L’Espace Yoop s’installe dans quatre nouvelles villes

Yoop a installé à Montréal un lieu de tournage fixe et tout équipé sur la scène de la salle Wilfrid-Pelletier de la Place des Arts.
Photo: Facebook Yoop Yoop a installé à Montréal un lieu de tournage fixe et tout équipé sur la scène de la salle Wilfrid-Pelletier de la Place des Arts.

Déjà ancrée à Montréal depuis peu, la plateforme payante de diffusion de spectacles et d’événements en ligne Yoop a annoncé mercredi lors d’une conférence virtuelle qu’elle allait installer des « studios dédiés » dans quatre nouveaux lieux, soit Los Angeles, New York, Nashville et le Royaume-Uni.

L’Espace Yoop — ou Yoop eSpace dans son volet anglophone — est en quelque sorte un mélange entre un studio de télé et une salle de spectacle, où des artistes ou des entreprises peuvent livrer des concerts ou tenir des événements sous un éclairage professionnel, avec un son de qualité et devant de nombreuses caméras.

« On s’en va global ! » s’est exclamé Benoît Fredette, le président d’enovLAB, qui dévelope l’application et qui s’est associé avec le Groupe KO de Louis Morissette. Yoop est en chantier depuis deux ans, mais la pandémie a devancé le lancement de la plateforme payante qui veut s’imposer comme solution de remplacement de haute qualité pour les créateurs.

Avec la crise du coronavirus et l’annulation des concerts — ou leur lente reprise —, les artistes « doivent trouver des solutions, spécifie Fredette. Ils se tournent vers des plateformes, mais elles ne sont pas conçues pour leurs besoins. »

Si Yoop offre aux artistes un « kit mobile » pour qu’ils puissent faire leur spectacle dans un lieu de leur choix, l’application a installé à Montréal un lieu de tournage fixe et tout équipé, en ce moment sis sur la scène de la salle Wilfrid-Pelletier de la Place des Arts. C’est ce genre de montage technique qui sera répliqué à Los Angeles, dans la grande région de New York, à Nashville et dans un lieu au Royaume-Uni qui n’a pas été spécifié. Les événements qui s’y tiennent sont en direct et aussi interactifs. La personne sur scène peut voir sur des écrans le visage des membres du public et peut échanger de vive voix avec eux si bon lui semble.

Grandes ambitions

Lors du lancement international de Yoop, mercredi, Benoît Fredette a annoncé qu’il travaillait « à une collaboration avec le Cirque du Soleil pour du contenu exclusif dans l’Espace Yoop », sans pouvoir donner plus de détails.
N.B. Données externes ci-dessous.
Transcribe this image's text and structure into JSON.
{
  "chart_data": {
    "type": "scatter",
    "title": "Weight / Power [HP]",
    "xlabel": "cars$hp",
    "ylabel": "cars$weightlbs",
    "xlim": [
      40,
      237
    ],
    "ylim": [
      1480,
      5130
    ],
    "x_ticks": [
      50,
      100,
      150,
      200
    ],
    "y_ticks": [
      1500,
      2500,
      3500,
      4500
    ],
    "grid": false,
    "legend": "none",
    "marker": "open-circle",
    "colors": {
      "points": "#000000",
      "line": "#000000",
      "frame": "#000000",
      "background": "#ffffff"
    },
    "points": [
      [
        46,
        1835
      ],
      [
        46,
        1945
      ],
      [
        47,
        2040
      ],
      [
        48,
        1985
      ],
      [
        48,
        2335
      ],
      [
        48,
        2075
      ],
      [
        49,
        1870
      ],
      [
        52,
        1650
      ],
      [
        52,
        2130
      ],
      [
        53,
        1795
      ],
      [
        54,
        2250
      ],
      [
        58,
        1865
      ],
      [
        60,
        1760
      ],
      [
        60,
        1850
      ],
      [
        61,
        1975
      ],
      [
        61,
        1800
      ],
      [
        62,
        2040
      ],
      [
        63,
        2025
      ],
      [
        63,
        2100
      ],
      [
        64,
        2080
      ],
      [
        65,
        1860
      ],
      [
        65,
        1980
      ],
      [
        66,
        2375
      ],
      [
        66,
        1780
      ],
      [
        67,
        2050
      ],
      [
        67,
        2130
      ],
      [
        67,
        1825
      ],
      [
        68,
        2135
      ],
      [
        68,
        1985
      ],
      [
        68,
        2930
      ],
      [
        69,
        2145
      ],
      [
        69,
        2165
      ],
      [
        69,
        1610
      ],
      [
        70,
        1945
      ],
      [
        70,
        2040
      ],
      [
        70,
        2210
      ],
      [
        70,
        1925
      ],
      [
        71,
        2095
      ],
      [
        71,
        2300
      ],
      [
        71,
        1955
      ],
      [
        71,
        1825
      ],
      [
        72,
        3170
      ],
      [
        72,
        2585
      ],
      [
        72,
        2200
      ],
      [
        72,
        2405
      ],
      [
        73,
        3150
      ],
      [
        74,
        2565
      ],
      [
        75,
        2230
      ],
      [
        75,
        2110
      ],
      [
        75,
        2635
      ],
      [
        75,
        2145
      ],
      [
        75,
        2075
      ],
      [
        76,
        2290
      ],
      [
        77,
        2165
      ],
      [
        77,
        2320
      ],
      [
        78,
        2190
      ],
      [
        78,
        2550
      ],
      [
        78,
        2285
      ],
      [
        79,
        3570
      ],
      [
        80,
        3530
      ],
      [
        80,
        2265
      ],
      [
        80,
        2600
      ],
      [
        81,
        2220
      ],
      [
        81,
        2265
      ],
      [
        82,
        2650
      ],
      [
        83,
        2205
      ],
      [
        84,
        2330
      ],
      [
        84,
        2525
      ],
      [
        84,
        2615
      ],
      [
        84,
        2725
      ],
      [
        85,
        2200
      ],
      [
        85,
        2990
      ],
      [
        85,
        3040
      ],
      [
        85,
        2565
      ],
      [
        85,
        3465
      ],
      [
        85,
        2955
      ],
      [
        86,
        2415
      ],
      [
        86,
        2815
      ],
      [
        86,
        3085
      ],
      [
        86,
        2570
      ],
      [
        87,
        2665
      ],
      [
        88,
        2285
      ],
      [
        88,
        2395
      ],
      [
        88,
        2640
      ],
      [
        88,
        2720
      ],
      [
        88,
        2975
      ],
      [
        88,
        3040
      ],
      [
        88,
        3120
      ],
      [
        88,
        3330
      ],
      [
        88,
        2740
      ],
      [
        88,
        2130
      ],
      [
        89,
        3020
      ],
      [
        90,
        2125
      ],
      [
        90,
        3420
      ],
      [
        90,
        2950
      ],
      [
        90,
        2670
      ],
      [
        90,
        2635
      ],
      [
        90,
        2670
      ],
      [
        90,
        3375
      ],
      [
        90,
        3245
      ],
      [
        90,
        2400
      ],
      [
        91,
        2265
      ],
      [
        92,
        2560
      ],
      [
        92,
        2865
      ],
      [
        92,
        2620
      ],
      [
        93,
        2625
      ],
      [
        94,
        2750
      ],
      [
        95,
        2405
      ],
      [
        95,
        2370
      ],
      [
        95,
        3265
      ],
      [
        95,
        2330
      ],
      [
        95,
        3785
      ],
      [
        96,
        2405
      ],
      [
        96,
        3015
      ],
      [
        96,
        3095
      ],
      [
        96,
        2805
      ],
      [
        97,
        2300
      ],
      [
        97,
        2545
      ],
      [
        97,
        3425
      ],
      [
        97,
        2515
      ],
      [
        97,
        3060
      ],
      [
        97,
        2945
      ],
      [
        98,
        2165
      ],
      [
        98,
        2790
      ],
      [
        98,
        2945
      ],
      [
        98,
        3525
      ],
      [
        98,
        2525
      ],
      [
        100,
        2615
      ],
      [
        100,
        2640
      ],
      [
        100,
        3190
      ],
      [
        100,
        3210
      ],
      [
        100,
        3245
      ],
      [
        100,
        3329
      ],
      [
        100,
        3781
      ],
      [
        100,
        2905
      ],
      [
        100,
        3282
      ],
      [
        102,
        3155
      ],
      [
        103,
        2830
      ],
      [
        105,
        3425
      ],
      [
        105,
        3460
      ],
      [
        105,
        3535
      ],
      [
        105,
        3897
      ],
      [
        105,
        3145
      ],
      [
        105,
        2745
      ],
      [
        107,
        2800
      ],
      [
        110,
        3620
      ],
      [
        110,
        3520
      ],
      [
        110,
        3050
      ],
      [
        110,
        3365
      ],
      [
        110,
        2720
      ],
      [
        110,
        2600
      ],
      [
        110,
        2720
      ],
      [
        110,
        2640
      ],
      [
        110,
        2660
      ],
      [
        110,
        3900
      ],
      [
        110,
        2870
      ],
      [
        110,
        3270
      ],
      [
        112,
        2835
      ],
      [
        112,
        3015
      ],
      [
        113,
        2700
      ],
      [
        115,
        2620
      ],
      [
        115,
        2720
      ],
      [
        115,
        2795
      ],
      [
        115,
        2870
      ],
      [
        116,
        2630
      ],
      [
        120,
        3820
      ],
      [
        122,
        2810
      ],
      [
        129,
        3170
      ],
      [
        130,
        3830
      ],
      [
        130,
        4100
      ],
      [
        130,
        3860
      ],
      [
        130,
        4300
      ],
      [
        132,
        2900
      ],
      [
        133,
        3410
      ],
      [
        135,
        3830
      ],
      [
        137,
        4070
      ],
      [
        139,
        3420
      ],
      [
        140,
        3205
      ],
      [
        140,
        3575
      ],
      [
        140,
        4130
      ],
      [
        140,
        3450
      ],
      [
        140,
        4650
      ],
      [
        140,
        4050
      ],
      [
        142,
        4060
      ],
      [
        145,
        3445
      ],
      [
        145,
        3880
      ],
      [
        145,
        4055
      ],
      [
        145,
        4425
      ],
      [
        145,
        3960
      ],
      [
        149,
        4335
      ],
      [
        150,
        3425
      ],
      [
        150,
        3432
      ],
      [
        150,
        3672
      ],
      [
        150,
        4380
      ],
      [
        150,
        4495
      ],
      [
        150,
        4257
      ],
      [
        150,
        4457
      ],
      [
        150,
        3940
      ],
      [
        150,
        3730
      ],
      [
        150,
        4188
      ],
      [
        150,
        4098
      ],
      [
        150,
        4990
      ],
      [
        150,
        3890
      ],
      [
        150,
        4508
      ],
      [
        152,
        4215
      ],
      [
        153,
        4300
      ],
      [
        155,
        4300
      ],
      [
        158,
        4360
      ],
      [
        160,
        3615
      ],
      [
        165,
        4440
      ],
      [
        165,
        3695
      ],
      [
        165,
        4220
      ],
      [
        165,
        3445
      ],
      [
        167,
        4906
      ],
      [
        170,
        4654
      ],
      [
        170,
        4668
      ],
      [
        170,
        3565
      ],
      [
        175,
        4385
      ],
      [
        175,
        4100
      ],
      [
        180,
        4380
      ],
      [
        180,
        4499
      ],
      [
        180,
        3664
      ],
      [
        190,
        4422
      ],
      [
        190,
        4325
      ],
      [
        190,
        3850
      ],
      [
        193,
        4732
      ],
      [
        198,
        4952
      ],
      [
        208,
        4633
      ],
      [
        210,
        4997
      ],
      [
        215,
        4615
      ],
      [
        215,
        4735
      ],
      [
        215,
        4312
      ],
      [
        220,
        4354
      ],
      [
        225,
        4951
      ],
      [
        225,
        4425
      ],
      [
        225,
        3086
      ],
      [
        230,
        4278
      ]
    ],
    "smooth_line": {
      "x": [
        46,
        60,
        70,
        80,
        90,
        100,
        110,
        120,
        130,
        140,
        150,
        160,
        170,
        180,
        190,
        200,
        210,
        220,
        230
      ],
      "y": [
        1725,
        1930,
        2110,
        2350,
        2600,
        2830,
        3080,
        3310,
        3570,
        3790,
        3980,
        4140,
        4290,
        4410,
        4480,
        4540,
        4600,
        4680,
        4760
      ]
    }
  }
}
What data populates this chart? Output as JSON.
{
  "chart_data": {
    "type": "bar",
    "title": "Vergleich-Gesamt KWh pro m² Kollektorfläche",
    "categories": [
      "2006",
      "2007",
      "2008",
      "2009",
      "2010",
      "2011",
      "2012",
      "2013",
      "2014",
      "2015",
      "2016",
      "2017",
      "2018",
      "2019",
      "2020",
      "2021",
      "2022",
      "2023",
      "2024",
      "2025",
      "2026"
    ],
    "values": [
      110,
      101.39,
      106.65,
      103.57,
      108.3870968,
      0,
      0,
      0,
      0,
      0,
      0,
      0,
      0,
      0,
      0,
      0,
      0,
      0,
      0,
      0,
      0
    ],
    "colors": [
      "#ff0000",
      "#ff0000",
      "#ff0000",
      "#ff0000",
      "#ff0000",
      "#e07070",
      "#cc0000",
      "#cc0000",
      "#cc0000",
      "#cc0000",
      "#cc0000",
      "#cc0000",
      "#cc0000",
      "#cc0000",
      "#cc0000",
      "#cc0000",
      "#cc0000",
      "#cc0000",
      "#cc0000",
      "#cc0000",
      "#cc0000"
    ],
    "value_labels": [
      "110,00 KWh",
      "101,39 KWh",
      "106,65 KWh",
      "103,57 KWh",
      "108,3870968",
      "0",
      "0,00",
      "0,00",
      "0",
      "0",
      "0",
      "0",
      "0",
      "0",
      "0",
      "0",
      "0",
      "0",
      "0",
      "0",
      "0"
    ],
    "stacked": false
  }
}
La plateforme a donc de grandes ambitions, mais elle en est à ses balbutiements. Le joueur de football Laurent Duvernay-Tardif a récemment inauguré la plateforme avec une conférence, et la chanteuse Alicia Moffet y a tenu le lancement de son premier disque devant quelque 5500 personnes ayant déboursé 20 $ chacun. Des concerts d’Ingrid Saint-Pierre, de Louis-Jean Cormier, de Dominique Fils-Aimé et d’Eli Rose et Sarahmée ont par ailleurs été ajoutés à un calendrier qui prévoit aussi des événements avec Marc Dupré, le coach de l’impact de Montréal, Thierry Henry, et Corneille.

« Pour ce qui est de la profitabilité elle-même, l’avantage d’avoir des centres de production comme à Montréal, c’est que ça permet d’amortir l’ensemble des coûts à travers une série d’artistes », précise M. Fredette, qui ajoute que les créateurs, de leur côté, économisent aussi en frais de déplacement ou en indemnités quotidiennes pour les équipes techniques, par exemple.

Ça peut transformer le modèle de distribution, ça ajoute une couche de monétisation qui peut être bénéfique à l’artiste

 

La « zone de confort » pour le prix d’achat d’un « yoop » — d’un billet, quoi — oscille entre 8 $ et 20 $, estime M. Fredette, ce qui équivaut « à la valeur de la location de biens numériques, comme un film par exemple ». Il n’y a pas de limite pour le nombre de spectateurs, note-t-il, mais un événement pourrait se faire à capacité restreinte, ce qui pourrait influencer la valeur du prix d’entrée. Dans le cas du lancement d’Alicia Moffet, « on parle de 50 % de marge de profit. C’est du jamais vu dans l’industrie ».

Fait à noter, les créateurs restent propriétaires du matériel diffusé et peuvent s’en resservir par la suite. « Ça peut transformer le modèle de distribution, ça ajoute une couche de monétisation qui peut être bénéfique à l’artiste », croit M. Fredette.